Part of the abstract for John's NIPS paper talks about critically analyzing the technique used by Ludescher et. al.

I'm starting this thread as a place for us to bat around ideas about this. Perhaps this will help John in his thinking about the subject.

Sorry I don't have a lot concrete to contribute here, because I was busy with other things, and lost track of the flow of what was going on.

Here are some possible points:

* Definitions are more complex than they need to be; Graham showed that the same results can be achieved with simpler definitions.

* A better goal is to predict a continuous index of El Nino.

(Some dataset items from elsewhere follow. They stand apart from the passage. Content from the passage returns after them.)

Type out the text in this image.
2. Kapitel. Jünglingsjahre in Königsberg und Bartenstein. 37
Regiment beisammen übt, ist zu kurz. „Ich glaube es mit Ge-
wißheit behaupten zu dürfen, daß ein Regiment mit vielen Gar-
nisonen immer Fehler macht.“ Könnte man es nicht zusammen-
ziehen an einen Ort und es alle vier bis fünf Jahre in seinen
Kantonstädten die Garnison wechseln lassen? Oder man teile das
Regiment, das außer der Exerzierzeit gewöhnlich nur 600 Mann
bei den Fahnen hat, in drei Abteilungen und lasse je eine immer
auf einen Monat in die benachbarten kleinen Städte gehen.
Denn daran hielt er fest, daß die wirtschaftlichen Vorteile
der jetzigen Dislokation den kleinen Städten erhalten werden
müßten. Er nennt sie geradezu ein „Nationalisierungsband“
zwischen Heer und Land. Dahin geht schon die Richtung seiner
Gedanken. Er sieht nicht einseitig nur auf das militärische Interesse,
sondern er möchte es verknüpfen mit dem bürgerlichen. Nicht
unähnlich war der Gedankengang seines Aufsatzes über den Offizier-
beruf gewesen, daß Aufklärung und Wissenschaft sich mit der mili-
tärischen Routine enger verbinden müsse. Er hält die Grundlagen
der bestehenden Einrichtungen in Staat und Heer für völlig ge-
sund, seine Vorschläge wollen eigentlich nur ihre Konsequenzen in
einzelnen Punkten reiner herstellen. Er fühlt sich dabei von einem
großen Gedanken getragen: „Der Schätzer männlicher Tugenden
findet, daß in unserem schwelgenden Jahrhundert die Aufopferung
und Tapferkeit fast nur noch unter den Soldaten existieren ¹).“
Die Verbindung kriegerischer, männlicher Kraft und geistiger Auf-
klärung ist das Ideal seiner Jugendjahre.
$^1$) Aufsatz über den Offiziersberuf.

* Questions about the statistical significance of their results. Someone posted about this, but I forgot who or where.

* Is a network of correlation strengths really a meaningful entity, which can form the basis of empirical predictions? Are the other cases where such correlation networks have led to predictive results? What are the underlying physical bases.

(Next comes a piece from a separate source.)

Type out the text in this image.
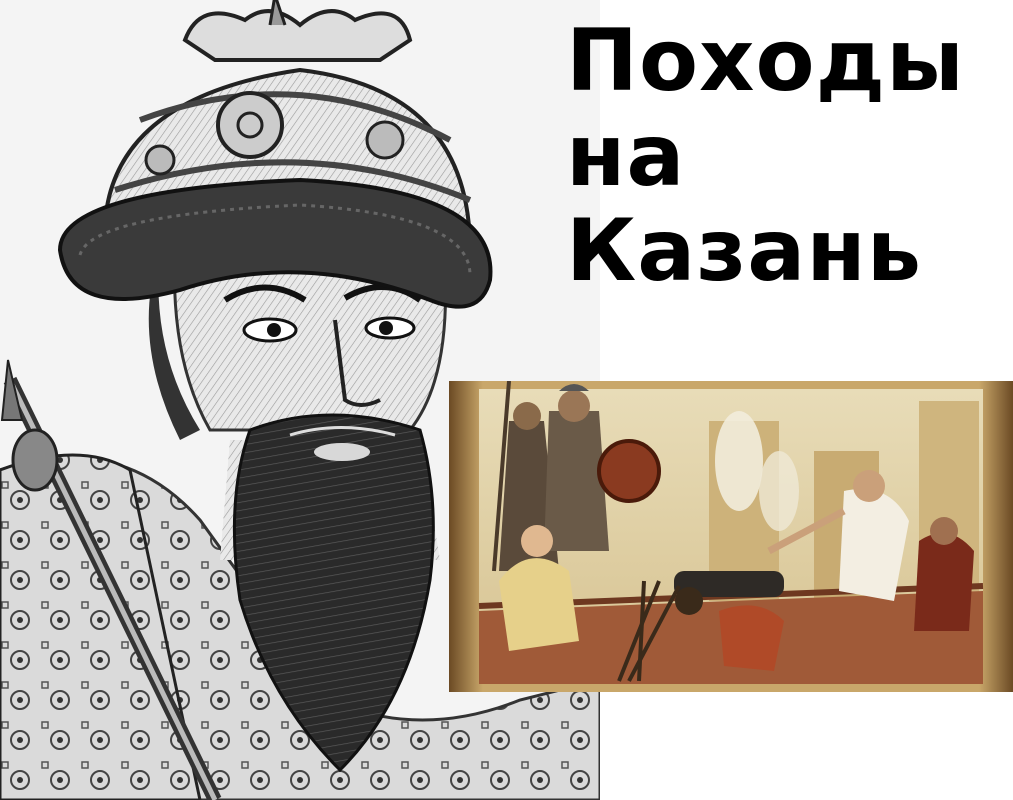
Походы
на
Казань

* They put themselves out on a limb by predicting El Nino in 2014, but now it is appearing to be less likely...

Perhaps you guys who have been more active in the El Nino project can fill in some of the ideas here, or contradict them, or add some other points.

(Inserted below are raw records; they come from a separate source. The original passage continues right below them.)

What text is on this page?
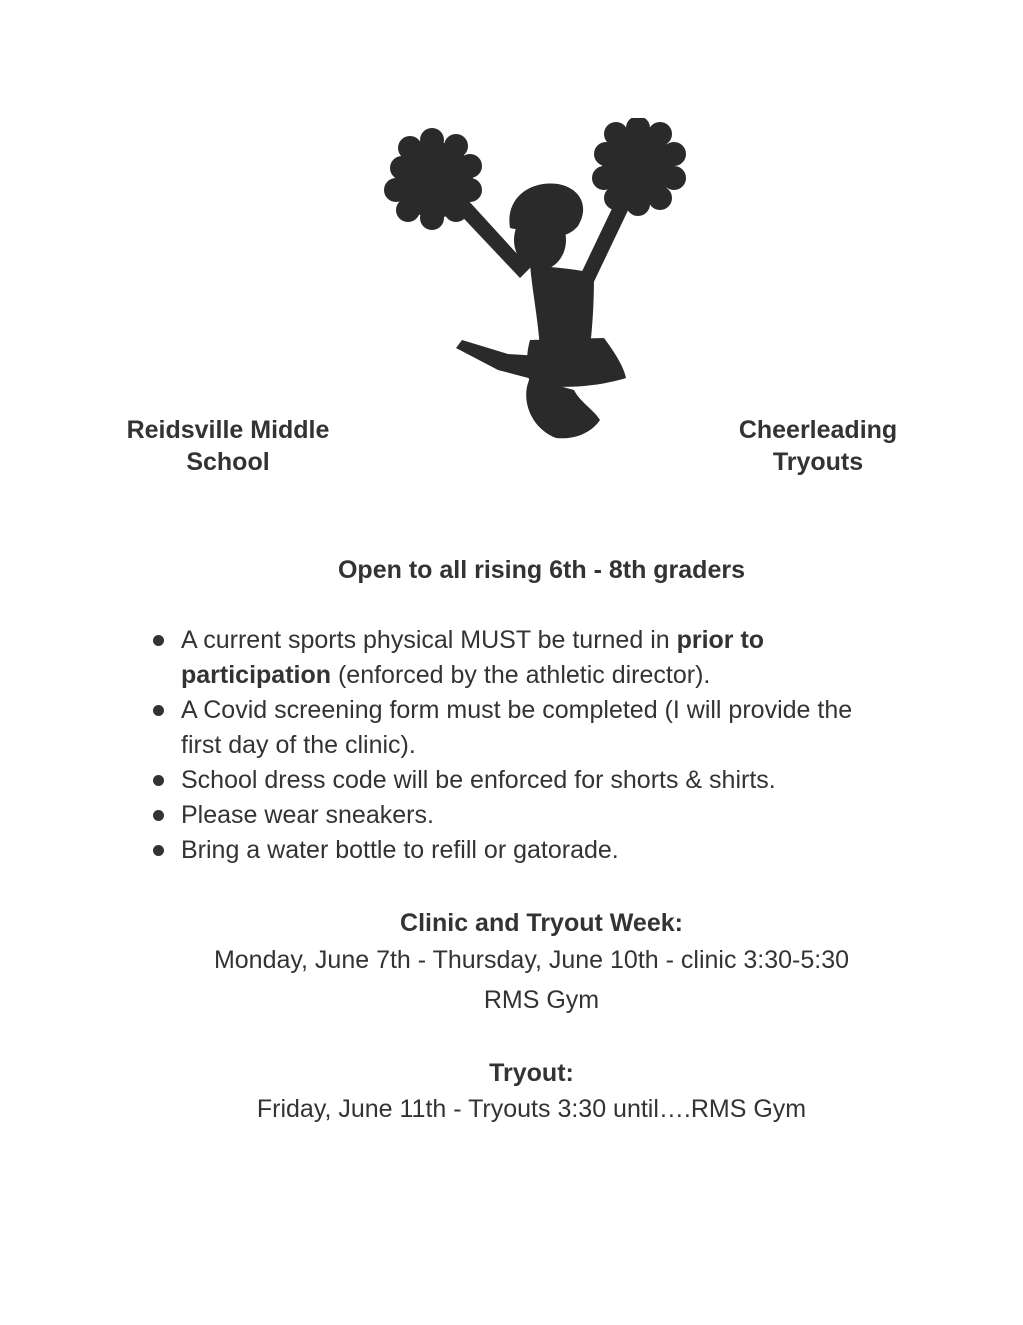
Reidsville Middle
School
Cheerleading
Tryouts
Open to all rising 6th - 8th graders
A current sports physical MUST be turned in prior to
participation (enforced by the athletic director).
A Covid screening form must be completed (I will provide the
first day of the clinic).
School dress code will be enforced for shorts & shirts.
Please wear sneakers.
Bring a water bottle to refill or gatorade.
Clinic and Tryout Week:
Monday, June 7th - Thursday, June 10th - clinic 3:30-5:30
RMS Gym
Tryout:
Friday, June 11th - Tryouts 3:30 until….RMS Gym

If 2014 turned out to be a non-El-Nino year, and this raises doubts about the Ludescher et. al approach, then part of your talk could be cast as a post-mortem, a returning to the blackboard, and a drumming up of more speculative ideas about climate network theory in new directions. Trouble is your talk occurs too soon to tell.

But now I read that the probability of El Nino this winter has been [reduced to 58%](http://www.vox.com/2014/11/8/7177709/el-nino-2014-forecast-weakening). But that means that there is a 42% chance that a strong prediction made by the Ludescher et al theory is incorrect. Doesn't that in itself cast some doubt on the their "theory"?